J'en viens aux deux séries de propositions que nous voudrions vous soumettre.

La première porte sur les politiques et les actions visant la santé et la sécurité au travail. Pour mieux asseoir cette approche genrée, nous avons besoin de statistiques sexuées : pour cela, il faut inciter les institutions en charge de la santé, de la prévention et de la gestion des travailleurs salariés à établir ces statistiques par sexe ; il faut aussi promouvoir les recherches sur la santé, le travail et le genre ; il faut également faire preuve de vigilance pour que les concepteurs de machines et de processus de travail prennent en compte la nécessité d'en garantir l'accès aux travailleurs des deux sexes, ce qui est encore trop peu le cas aujourd'hui ; il faut également mettre en place un dispositif de prévention des risques pour les emplois à prédominance féminine les plus exposés.
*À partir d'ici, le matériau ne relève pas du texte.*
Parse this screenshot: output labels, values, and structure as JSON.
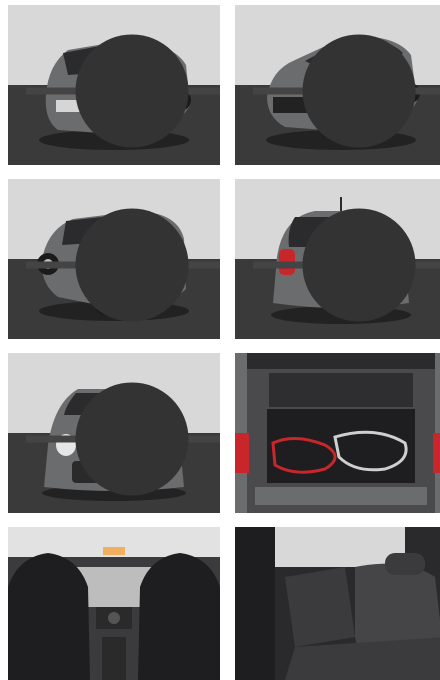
{
  "gallery": {
    "photos": [
      {
        "view": "rear-three-quarter-left",
        "kind": "exterior"
      },
      {
        "view": "front-three-quarter-right",
        "kind": "exterior"
      },
      {
        "view": "rear-three-quarter-left-low",
        "kind": "exterior"
      },
      {
        "view": "rear",
        "kind": "exterior"
      },
      {
        "view": "front",
        "kind": "exterior"
      },
      {
        "view": "trunk-open",
        "kind": "interior"
      },
      {
        "view": "dashboard-from-rear",
        "kind": "interior"
      },
      {
        "view": "rear-seats",
        "kind": "interior"
      }
    ],
    "colors": {
      "wall": "#d6d6d6",
      "floor": "#3a3a3a",
      "car_body": "#6b6c6e",
      "car_roof": "#2b2b2d",
      "tail_light": "#c8262a",
      "interior_dark": "#1e1e20",
      "interior_mid": "#3b3b3e"
    }
  }
}
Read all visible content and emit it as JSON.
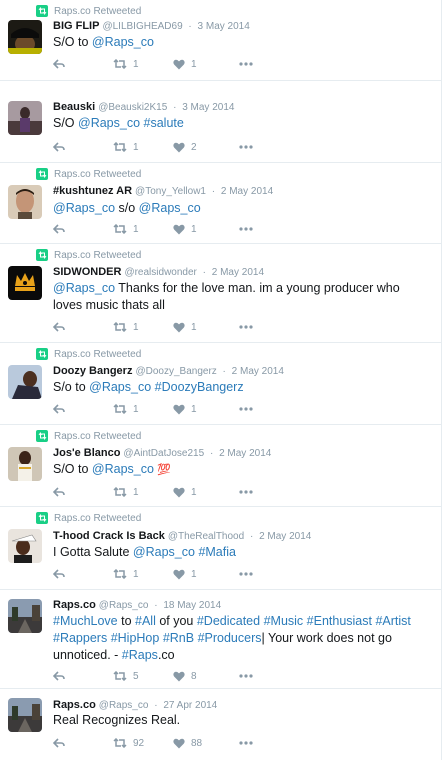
{
  "tweets": [
    {
      "retweeted_label": "Raps.co Retweeted",
      "name": "BIG FLIP",
      "handle": "@LILBIGHEAD69",
      "date": "3 May 2014",
      "text": [
        "S/O to ",
        {
          "link": "@Raps_co"
        }
      ],
      "retweets": "1",
      "likes": "1",
      "avatar": "avatar-man-black-cap"
    },
    {
      "retweeted_label": "",
      "name": "Beauski",
      "handle": "@Beauski2K15",
      "date": "3 May 2014",
      "text": [
        "S/O ",
        {
          "link": "@Raps_co"
        },
        " ",
        {
          "link": "#salute"
        }
      ],
      "retweets": "1",
      "likes": "2",
      "avatar": "avatar-person-street"
    },
    {
      "retweeted_label": "Raps.co Retweeted",
      "name": "#kushtunez AR",
      "handle": "@Tony_Yellow1",
      "date": "2 May 2014",
      "text": [
        {
          "link": "@Raps_co"
        },
        " s/o ",
        {
          "link": "@Raps_co"
        }
      ],
      "retweets": "1",
      "likes": "1",
      "avatar": "avatar-man-face"
    },
    {
      "retweeted_label": "Raps.co Retweeted",
      "name": "SIDWONDER",
      "handle": "@realsidwonder",
      "date": "2 May 2014",
      "text": [
        {
          "link": "@Raps_co"
        },
        " Thanks for the love man.  im a young producer who loves music thats all"
      ],
      "retweets": "1",
      "likes": "1",
      "avatar": "avatar-crown-logo"
    },
    {
      "retweeted_label": "Raps.co Retweeted",
      "name": "Doozy Bangerz",
      "handle": "@Doozy_Bangerz",
      "date": "2 May 2014",
      "text": [
        "S/o to ",
        {
          "link": "@Raps_co"
        },
        "  ",
        {
          "link": "#DoozyBangerz"
        }
      ],
      "retweets": "1",
      "likes": "1",
      "avatar": "avatar-man-sky"
    },
    {
      "retweeted_label": "Raps.co Retweeted",
      "name": "Jos'e Blanco",
      "handle": "@AintDatJose215",
      "date": "2 May 2014",
      "text": [
        "S/O to ",
        {
          "link": "@Raps_co"
        },
        " ",
        {
          "emoji": "💯"
        }
      ],
      "retweets": "1",
      "likes": "1",
      "avatar": "avatar-man-white-shirt"
    },
    {
      "retweeted_label": "Raps.co Retweeted",
      "name": "T-hood Crack Is Back",
      "handle": "@TheRealThood",
      "date": "2 May 2014",
      "text": [
        "I Gotta Salute ",
        {
          "link": "@Raps_co"
        },
        " ",
        {
          "link": "#Mafia"
        }
      ],
      "retweets": "1",
      "likes": "1",
      "avatar": "avatar-man-hat"
    },
    {
      "retweeted_label": "",
      "name": "Raps.co",
      "handle": "@Raps_co",
      "date": "18 May 2014",
      "text": [
        {
          "link": "#MuchLove"
        },
        " to ",
        {
          "link": "#All"
        },
        " of you ",
        {
          "link": "#Dedicated"
        },
        " ",
        {
          "link": "#Music"
        },
        " ",
        {
          "link": "#Enthusiast"
        },
        " ",
        {
          "link": "#Artist"
        },
        " ",
        {
          "link": "#Rappers"
        },
        " ",
        {
          "link": "#HipHop"
        },
        " ",
        {
          "link": "#RnB"
        },
        " ",
        {
          "link": "#Producers"
        },
        "| Your work does not go unnoticed. - ",
        {
          "link": "#Raps"
        },
        ".co"
      ],
      "retweets": "5",
      "likes": "8",
      "avatar": "avatar-raps-street"
    },
    {
      "retweeted_label": "",
      "name": "Raps.co",
      "handle": "@Raps_co",
      "date": "27 Apr 2014",
      "text": [
        "Real Recognizes Real."
      ],
      "retweets": "92",
      "likes": "88",
      "avatar": "avatar-raps-street"
    }
  ],
  "colors": {
    "link": "#2b7bb9",
    "muted": "#8899a6",
    "retweet_badge": "#19cf86",
    "divider": "#e6ecf0"
  },
  "icons": {
    "reply": "reply-icon",
    "retweet": "retweet-icon",
    "like": "heart-icon",
    "more": "more-icon",
    "retweeted": "retweet-badge-icon"
  }
}
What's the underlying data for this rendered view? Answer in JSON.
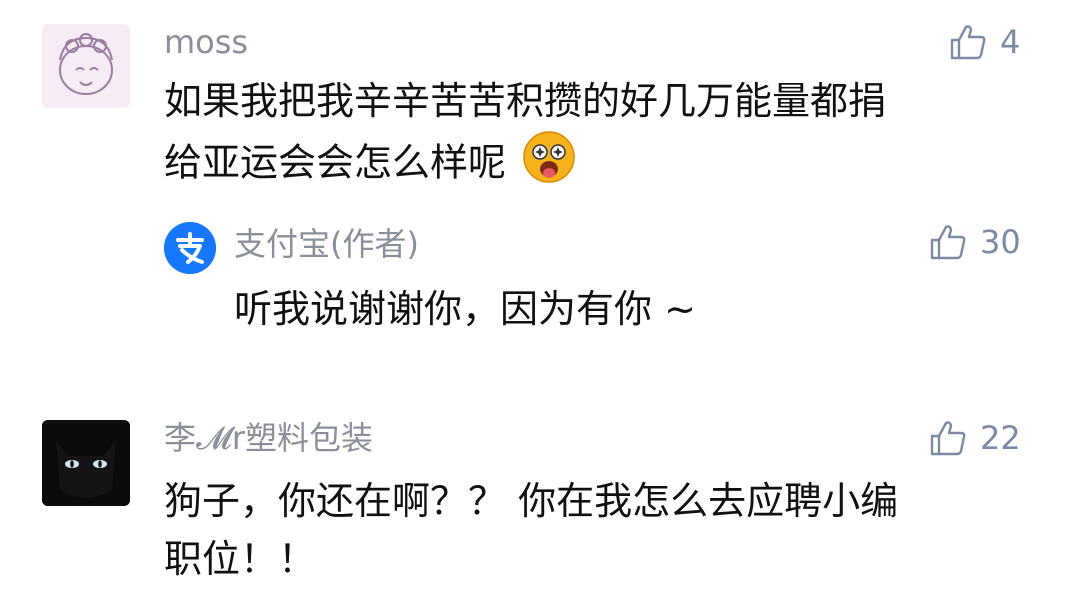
{
  "comments": [
    {
      "user": "moss",
      "text_line1": "如果我把我辛辛苦苦积攒的好几万能量都捐",
      "text_line2": "给亚运会会怎么样呢",
      "likes": "4",
      "reply": {
        "user": "支付宝(作者)",
        "text": "听我说谢谢你，因为有你 ~",
        "likes": "30"
      }
    },
    {
      "user": "李𝓜r塑料包装",
      "text_line1": "狗子，你还在啊？？ 你在我怎么去应聘小编",
      "text_line2": "职位！！",
      "likes": "22"
    }
  ],
  "colors": {
    "name": "#8a8f99",
    "text": "#111111",
    "like": "#7d8aa6",
    "alipay_blue": "#1677ff"
  },
  "icons": {
    "like": "thumbs-up-outline-icon",
    "emoji": "starstruck-tongue-emoji-icon",
    "alipay": "alipay-logo-icon"
  }
}
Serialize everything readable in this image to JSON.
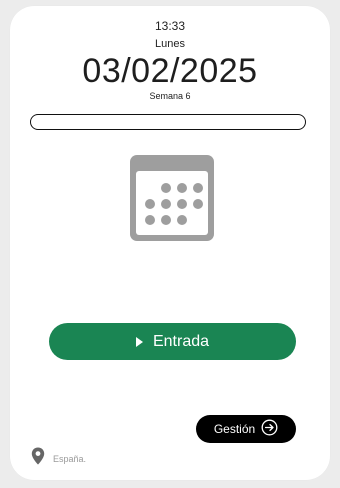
{
  "header": {
    "time": "13:33",
    "day": "Lunes",
    "date": "03/02/2025",
    "week": "Semana 6"
  },
  "icons": {
    "calendar": "calendar-icon",
    "play": "play-icon",
    "arrow": "arrow-right-circle-icon",
    "location": "map-pin-icon"
  },
  "actions": {
    "entrada_label": "Entrada",
    "gestion_label": "Gestión"
  },
  "footer": {
    "location": "España."
  },
  "colors": {
    "primary": "#1a8553",
    "dark": "#000000",
    "icon_gray": "#9e9e9e"
  }
}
Notre seconde série de propositions s'organise autour de l'objectif d'égalité professionnelle, dans la mesure où celui-ci a beaucoup à gagner à prendre en compte l'organisation du travail, les conditions de travail et la santé au travail ; nous recommandons une meilleure mixité des emplois et des activités ; je souhaite à ce propos citer une étude de Annie Thébaud Mony sur les cancers professionnels des femmes qui sont régulièrement sous-évalués, sauf dans les secteurs mixtes où l'origine professionnelle de la maladie est davantage reconnue ; cette mixité permet aussi de mieux évaluer la pénibilité du travail des femmes dans la mesure où les campagnes de prévention sont plus axées sur les emplois et le travail des hommes, jugés toujours plus pénibles que celui des femmes.

Il faut aussi intégrer l'objectif d'articulation des temps dans l'aménagement des temps de travail, notamment en limitant les horaires atypiques et le temps partiel subi ; réduire les contraintes stressantes des emplois à prédominance féminine tels que les emplois émotionnellement exigeants ou répétitifs ; revoir les critères de mobilité basés sur la disponibilité et l'ancienneté.

Des indicateurs santé devraient être associés aux indicateurs sur l'emploi dans le rapport de situation comparé pour avoir une approche globale de cette question de l'égalité.

Il faut aussi qu'évoluent les rapports sociaux de sexe qui imposent de mauvaises conditions de travail, en limitant la prévalence d'exposition des femmes aux situations de précarité, aux contraintes, aux risques et aux violences dans leur travail.